Sometime in 2008 , Bank of America, the country’s largest commercial bank, will open the doors of its new 52-floor, 2 million-square-foot office building in Midtown Manhattan. No ordinary 945 foot-tall, 1billion-dollar hulk, the Bank of America Tower will be as green as it can be.
According to the bank, “The project incorporates innovative, high-performance technologies to use dramatically less energy, consume less potable water and provide a healthy and productive indoor environment that prioritizes natural light and fresh air.”

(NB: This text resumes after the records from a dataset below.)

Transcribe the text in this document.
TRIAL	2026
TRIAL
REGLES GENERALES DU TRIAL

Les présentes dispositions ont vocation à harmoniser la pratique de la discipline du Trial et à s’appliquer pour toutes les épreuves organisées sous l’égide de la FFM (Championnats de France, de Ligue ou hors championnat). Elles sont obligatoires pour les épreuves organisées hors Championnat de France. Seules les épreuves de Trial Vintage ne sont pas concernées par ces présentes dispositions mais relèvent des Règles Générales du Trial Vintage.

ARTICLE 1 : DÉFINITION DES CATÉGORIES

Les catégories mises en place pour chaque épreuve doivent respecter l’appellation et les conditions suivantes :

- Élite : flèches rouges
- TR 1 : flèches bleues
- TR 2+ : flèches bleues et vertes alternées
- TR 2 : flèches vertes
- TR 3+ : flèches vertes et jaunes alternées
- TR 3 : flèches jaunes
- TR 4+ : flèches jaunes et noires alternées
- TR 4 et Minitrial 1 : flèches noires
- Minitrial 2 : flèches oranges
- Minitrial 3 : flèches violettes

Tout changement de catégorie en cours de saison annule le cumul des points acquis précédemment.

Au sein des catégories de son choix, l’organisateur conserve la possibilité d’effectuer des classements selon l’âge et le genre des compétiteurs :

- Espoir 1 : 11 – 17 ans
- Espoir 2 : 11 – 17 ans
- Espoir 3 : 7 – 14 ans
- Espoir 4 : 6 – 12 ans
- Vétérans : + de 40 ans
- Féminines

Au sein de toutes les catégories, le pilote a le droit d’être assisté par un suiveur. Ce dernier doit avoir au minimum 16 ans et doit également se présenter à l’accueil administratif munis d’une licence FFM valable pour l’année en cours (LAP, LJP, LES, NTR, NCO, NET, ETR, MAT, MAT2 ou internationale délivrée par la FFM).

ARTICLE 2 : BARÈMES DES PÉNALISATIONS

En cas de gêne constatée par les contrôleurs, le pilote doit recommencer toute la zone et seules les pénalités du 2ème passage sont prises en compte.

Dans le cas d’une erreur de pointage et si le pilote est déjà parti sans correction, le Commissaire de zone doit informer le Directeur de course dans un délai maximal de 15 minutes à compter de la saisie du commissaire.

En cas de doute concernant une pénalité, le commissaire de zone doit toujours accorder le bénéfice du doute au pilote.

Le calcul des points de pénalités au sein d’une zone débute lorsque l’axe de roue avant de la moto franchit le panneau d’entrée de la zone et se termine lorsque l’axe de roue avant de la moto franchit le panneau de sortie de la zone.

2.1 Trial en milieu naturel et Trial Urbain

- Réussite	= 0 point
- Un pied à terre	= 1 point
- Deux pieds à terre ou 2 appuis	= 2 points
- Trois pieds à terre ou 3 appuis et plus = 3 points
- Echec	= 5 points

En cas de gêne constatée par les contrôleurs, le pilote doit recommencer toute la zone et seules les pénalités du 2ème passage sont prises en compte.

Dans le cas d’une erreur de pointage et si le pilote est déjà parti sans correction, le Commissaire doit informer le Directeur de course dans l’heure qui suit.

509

Douglas Durst, of the site-developing Durst Organization, put it in stronger terms. “We look forwar to creating not just a spectacular visual experience, but also the most environmentally responsible building possible."
Imagine that! A billion dollars of cutting-edge environmental responsibility. I can suggest, however, a project that uses even less energy, water and air: a vacant lot. New York would make out better, the air will be that much cleaner and the country will benefit from one Bank of America project fewer. Bank of America shows us how green technology, in and of itself, is no answer to environmental woes.
What’s wrong with advancing tall building technology?
What's wrong is to what use the technology is put. And what it costs. And who profits. In this case, it couldn’t be more wrong.
For one thing, there’s the matter of the financing.
Bank of America is the third largest bank in the world, with assets of $1.4 trillion, and annual profits of $21.3 billion. You would think that adding one more office tower to the 20 they have already would be within their budget. But no, they had to squeeze most of the money out of the city and state.
The New York City Industrial Development Agency approved $38.5 million in tax benefits and $3.5 million in energy givebacks. But that was just tip money compared to the $650 million in tax-exempt, low-interest, risk-free Liberty Bonds. These were created by the feds in 2002 to help businesses in New York City—primarily Lower Manhattan—recover from the 9/11 attacks. Admittedly, B of A did lose three employees in the catastrophe, but $650 million seems like a lot to help them over their grief. Moreover, B of A intends to rent out the top half of the building, which will probably cover their Liberty Bond payments, so it sounds like a very convenient deal for the bank.In return for financing a mortgage lender’s building, the city expects something in return. What they get is 3000 new jobs…over the next 25 years. Even if the bank added the 3000 jobs immediately and kept them going for 25 years, the city’s take in income taxes would amount to something like $100 million. Add sales tax, deduct services and it doesn’t seem much like an equitable deal.
Then, there’s the matter of the jobs themselves. Bank of America is one of the country’s top consumer lending organizations, having recently absorbed FleetBoston Financial and credit card giant MBNA (for $35 billion). In fact, B of A gets slightly over half its revenue from credit cards. As Bruce Hammonds, president of Bank of America Card Services, said immodestly:
In the retail world, Bank of America serves more than 52 million consumer relationships— nearly half of all U.S. households. We operate more than 5,700 local banking centers and 17,000 ATMs, in 30 states and the District of Columbia…We are the second largest payment processing provider for small businesses. And, as you may know, we are one of the largest credit card companies in the United States.
I say immodestly because Hammond was speaking from the witness chair at the Senate Permanent Subcommittee on Investigations. Senator Carl Levin, D-Mich., asked Hammond and other bankers on March 7 to explain the extortionate rates they increasingly charge cardholders. Observed Levin unkindly, “The credit card industry thrives on the confusion and powerlessness of consumers to both nickel and dime the average card-holder and to commit highway robbery of anyone who slips up even in the slightest.”
The result of these practices is not beneficial. In 2003, the Federal Reserve calculated that Americans owed $2 trillion in consumer debt, or about $18,000 per household. That amount does not include mortgages, which B of A also sells. Since the Fed also discovered that almost half of all U.S. households spend more than they make, it’s unlikely that Bank of America will see a drop in income any time soon.
B of A plans to house its global consumer credit operation in New York, among several other divisions. So, it’s safe to say that a lot of the new jobs the bank is bringing to New York will be engaged in the process of enticing other working Americans into debts they can’t afford and interest rates that rob them of any chance of ever getting out from under the debt. That, in turn, will prompt more people to work more, using more energy and resources.
So, no, I don’t think that the spanking new glass-and-aluminum, climate-sensitive Bank of America Tower is a step in the right direction—even environmentally. In fact, I think a hole in the ground would do more for America than this monstrosity will. It would certainly be more environmentally friendly.